Ferrari zajmuje obecnie szóste miejsce w klasyfikacji konstruktorów Formuły 1, a zespołowi grozi nawet spadek na siódmą pozycję. Tak fatalnie w Maranello nie działo się od lat. Fani włoskiej ekipy przyzwyczajeni są do zwycięstw i batalii o tytuł mistrzowski.
Krytycznym okiem na to, co dzieje się w fabryce Ferrari spogląda Gerhard Berger, który sam przed laty punktował dla tego teamu w F1. - Kiedy tam byłem, wielkim pragnieniem Ferrari było bycie włoskim zespołem. Podkreślali to na każdym kroku, że na wszystkich stanowiskach muszą być Włosi, że to włoska ekipa - powiedział Austriak w rozmowie z "Motorsport Magazine".
- Obecnie funkcjonowanie w taki sposób jest niemożliwe. Formuła 1 stała się tak skomplikowana, tak bardzo zaawansowana technicznie, że potrzebujesz najlepszych facetów na świecie. Nieważne skąd pochodzą, musisz ich mieć i zatrudnić do pracy w fabryce. Narodowość musi zejść na drugi plan. Ostatecznie tytuły mistrzowskie i tak wracają do Włoch - dodał obecny szef DTM.

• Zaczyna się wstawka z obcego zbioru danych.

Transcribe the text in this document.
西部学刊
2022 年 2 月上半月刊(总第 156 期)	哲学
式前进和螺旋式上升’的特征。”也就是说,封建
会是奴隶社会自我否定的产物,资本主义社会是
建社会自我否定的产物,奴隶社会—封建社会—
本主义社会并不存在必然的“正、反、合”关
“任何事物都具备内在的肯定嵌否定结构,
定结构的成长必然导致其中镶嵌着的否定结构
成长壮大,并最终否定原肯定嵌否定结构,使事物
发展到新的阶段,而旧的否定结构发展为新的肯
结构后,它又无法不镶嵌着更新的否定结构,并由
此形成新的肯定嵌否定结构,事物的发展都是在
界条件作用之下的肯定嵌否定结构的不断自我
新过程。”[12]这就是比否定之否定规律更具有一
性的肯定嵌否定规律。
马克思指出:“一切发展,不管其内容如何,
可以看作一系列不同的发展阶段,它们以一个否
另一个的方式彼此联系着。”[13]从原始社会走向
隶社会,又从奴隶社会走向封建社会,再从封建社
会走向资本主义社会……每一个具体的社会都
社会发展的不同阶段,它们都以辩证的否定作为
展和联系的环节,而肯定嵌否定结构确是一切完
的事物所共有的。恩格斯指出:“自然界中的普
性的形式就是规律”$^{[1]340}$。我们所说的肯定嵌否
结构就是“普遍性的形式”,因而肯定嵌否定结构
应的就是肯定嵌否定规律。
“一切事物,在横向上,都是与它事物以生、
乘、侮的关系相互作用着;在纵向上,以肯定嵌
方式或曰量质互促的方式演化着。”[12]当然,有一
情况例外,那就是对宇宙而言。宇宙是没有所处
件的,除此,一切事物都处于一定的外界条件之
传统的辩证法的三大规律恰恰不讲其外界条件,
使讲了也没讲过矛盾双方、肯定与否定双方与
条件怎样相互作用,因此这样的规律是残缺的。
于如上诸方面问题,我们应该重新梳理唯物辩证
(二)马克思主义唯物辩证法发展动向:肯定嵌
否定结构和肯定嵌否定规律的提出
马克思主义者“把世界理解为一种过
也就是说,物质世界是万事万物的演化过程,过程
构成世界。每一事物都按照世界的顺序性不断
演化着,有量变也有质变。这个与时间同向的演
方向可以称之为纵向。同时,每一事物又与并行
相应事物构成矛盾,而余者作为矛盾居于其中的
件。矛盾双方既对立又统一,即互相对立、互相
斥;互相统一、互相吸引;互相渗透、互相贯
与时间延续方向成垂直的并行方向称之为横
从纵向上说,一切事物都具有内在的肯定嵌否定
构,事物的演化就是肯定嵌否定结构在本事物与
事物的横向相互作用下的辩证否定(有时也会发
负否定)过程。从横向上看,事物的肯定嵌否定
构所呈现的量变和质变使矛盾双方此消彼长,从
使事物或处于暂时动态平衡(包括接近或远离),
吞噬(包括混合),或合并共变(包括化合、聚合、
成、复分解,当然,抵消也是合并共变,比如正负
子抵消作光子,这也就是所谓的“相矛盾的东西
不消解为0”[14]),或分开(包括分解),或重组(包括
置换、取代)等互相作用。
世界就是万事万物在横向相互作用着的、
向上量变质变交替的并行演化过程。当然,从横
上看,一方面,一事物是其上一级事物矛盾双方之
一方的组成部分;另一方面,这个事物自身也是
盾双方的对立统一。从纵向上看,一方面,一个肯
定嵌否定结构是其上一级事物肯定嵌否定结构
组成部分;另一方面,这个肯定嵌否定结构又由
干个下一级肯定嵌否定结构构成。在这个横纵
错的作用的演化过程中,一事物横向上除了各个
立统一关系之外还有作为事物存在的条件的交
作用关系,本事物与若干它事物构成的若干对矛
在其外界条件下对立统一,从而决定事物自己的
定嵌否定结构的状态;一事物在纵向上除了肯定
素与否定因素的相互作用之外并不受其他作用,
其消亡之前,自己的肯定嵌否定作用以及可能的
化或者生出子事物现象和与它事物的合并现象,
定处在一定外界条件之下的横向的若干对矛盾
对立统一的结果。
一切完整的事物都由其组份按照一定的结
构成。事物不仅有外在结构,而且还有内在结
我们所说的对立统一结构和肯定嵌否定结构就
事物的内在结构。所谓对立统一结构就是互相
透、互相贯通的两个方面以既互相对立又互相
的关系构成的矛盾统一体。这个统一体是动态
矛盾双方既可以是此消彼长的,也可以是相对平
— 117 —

ZOBACZ WIDEO: #dziejesiewsporcie: co czuje Kubica, gdy ściga się w DTM? Zobacz film z wnętrza BMW
Berger jako przykład podał połowę lat 90., gdy Ferrari z kryzysu wyprowadził Francuz Jean Todt. Ówczesny szef zespołu z Maranello otoczył się cenionymi ludźmi - chociażby Brytyjczykiem Rossem Brawnem czy pochodzącym z RPA Rory Byrnem. Liderem całego projektu został niemiecki kierowca - Michael Schumacher.
Za to obecnie szefem Ferrari jest Włoch Mattia Binotto, który na tym stanowisku zastąpił swojego rodaka Maurizio Arrivabene. Pięciu z sześciu czołowych inżynierów to Włosi. Jedynym wyjątkiem jest Laurent Mekies. Francuz zajmuje stanowisko dyrektora sportowego Ferrari.
- Spójrzmy na czasy Schumachera. Brawn był najlepszy w swojej dziedzinie, a to Brytyjczyk. Todt znał się na polityce i szefowaniu ludźmi, a to Francuz. Specem od aerodynamiki został Byrne, kierowcą Schumacher. Stworzyli razem międzynarodowy zespół i dzięki temu odnieśli sukces. Tak to działa w F1 - ocenił Berger.
- Kocham Ferrari. Moje serce należy do Ferrari. Nawet jeśli sprawy nie układają się po ich myśli, to jestem ich kibicem. Powinniśmy się trzymać razem. Dlatego mam nadzieję, że podejmą właściwe decyzje i postawią na konkretnych ludzi. Tak, by Ferrari znów było pretendentem do tytułu - zakończył Austriak.